Si cette définition imprécise n’avait qu’un usage privé cela n’aurait guère d’importance, mais des organisations pro-israéliennes américaines ont porté l’affaire devant le Congrès, et le projet de loi sur l’antisémitisme adopté en 2023 par la Chambre des représentants des États-Unis exclut explicitement l’utilisation de définitions concurrentes de celles de l’IHRA. On peut donc être condamné par un tribunal américain pour des propos ou des écrits auxquels pourrait s’appliquer cette définition. Pire, à la suite des États-Unis, « plus de quarante gouvernements l’ont approuvée d’une manière ou d’une autre, y compris la quasi-totalité des membres de l’Union européenne, ainsi que trente-quatre États américains et la plupart des provinces canadiennes. Au Royaume-Uni, les universités ont subi des pressions pour adopter cette définition, et la plupart s’y sont pliées sous une forme ou une autre. »
La transposition de cette définition fallacieuse aux domaines pénal, réglementaire et académique menace de façon totalement injustifiée les chercheurs qui étudient les conflits du Moyen-Orient, les défenseurs du peuple palestinien, les fonctionnaires d’organismes internationaux appelés à se prononcer sur ces situations. Elle ajoute à la confusion déjà signalée entre antisionisme et antisémitisme, c’est une entrave à la liberté de pensée et d’expression.

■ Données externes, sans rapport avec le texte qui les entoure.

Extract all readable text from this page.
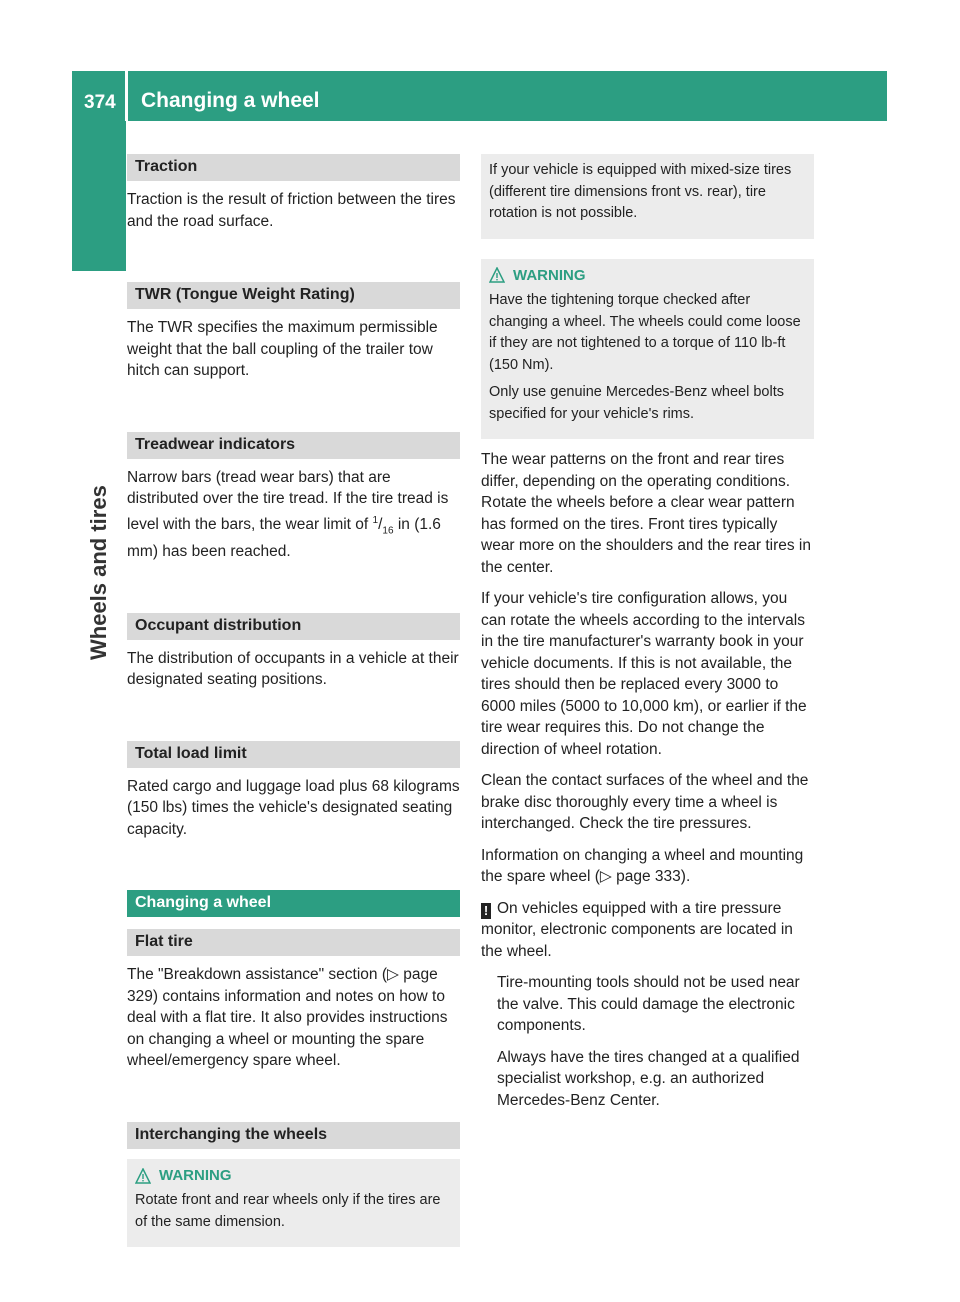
374 Changing a wheel
Wheels and tires
Traction

Traction is the result of friction between the tires and the road surface.

TWR (Tongue Weight Rating)

The TWR specifies the maximum permissible weight that the ball coupling of the trailer tow hitch can support.

Treadwear indicators

Narrow bars (tread wear bars) that are distributed over the tire tread. If the tire tread is level with the bars, the wear limit of $^1/_{16}$ in (1.6 mm) has been reached.

Occupant distribution

The distribution of occupants in a vehicle at their designated seating positions.

Total load limit

Rated cargo and luggage load plus 68 kilograms (150 lbs) times the vehicle's designated seating capacity.

Changing a wheel
Flat tire

The "Breakdown assistance" section (▷ page 329) contains information and notes on how to deal with a flat tire. It also provides instructions on changing a wheel or mounting the spare wheel/emergency spare wheel.

Interchanging the wheels
WARNING

Rotate front and rear wheels only if the tires are of the same dimension.

If your vehicle is equipped with mixed-size tires (different tire dimensions front vs. rear), tire rotation is not possible.

WARNING

Have the tightening torque checked after changing a wheel. The wheels could come loose if they are not tightened to a torque of 110 lb-ft (150 Nm).

Only use genuine Mercedes-Benz wheel bolts specified for your vehicle's rims.

The wear patterns on the front and rear tires differ, depending on the operating conditions. Rotate the wheels before a clear wear pattern has formed on the tires. Front tires typically wear more on the shoulders and the rear tires in the center.

If your vehicle's tire configuration allows, you can rotate the wheels according to the intervals in the tire manufacturer's warranty book in your vehicle documents. If this is not available, the tires should then be replaced every 3000 to 6000 miles (5000 to 10,000 km), or earlier if the tire wear requires this. Do not change the direction of wheel rotation.

Clean the contact surfaces of the wheel and the brake disc thoroughly every time a wheel is interchanged. Check the tire pressures.

Information on changing a wheel and mounting the spare wheel (▷ page 333).

! On vehicles equipped with a tire pressure monitor, electronic components are located in the wheel.

Tire-mounting tools should not be used near the valve. This could damage the electronic components.

Always have the tires changed at a qualified specialist workshop, e.g. an authorized Mercedes-Benz Center.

Professeur à Columbia, Mark Mazower a pu observer directement les mouvements étudiants de soutien aux Palestiniens et d’opposition au génocide commis par l’armée israélienne à Gaza : il peut donc réfuter avec assurance les accusations d’antisémitisme proférées par le gouvernement de Trump et par le lobby pro-israélien, dans la continuité du délire « anti-woke ».
Les livres d’Enzo Traverso et de Mark Mazower vont bien plus loin dans l’analyse que je ne saurais le faire ici, je ne saurais trop recommander leur lecture.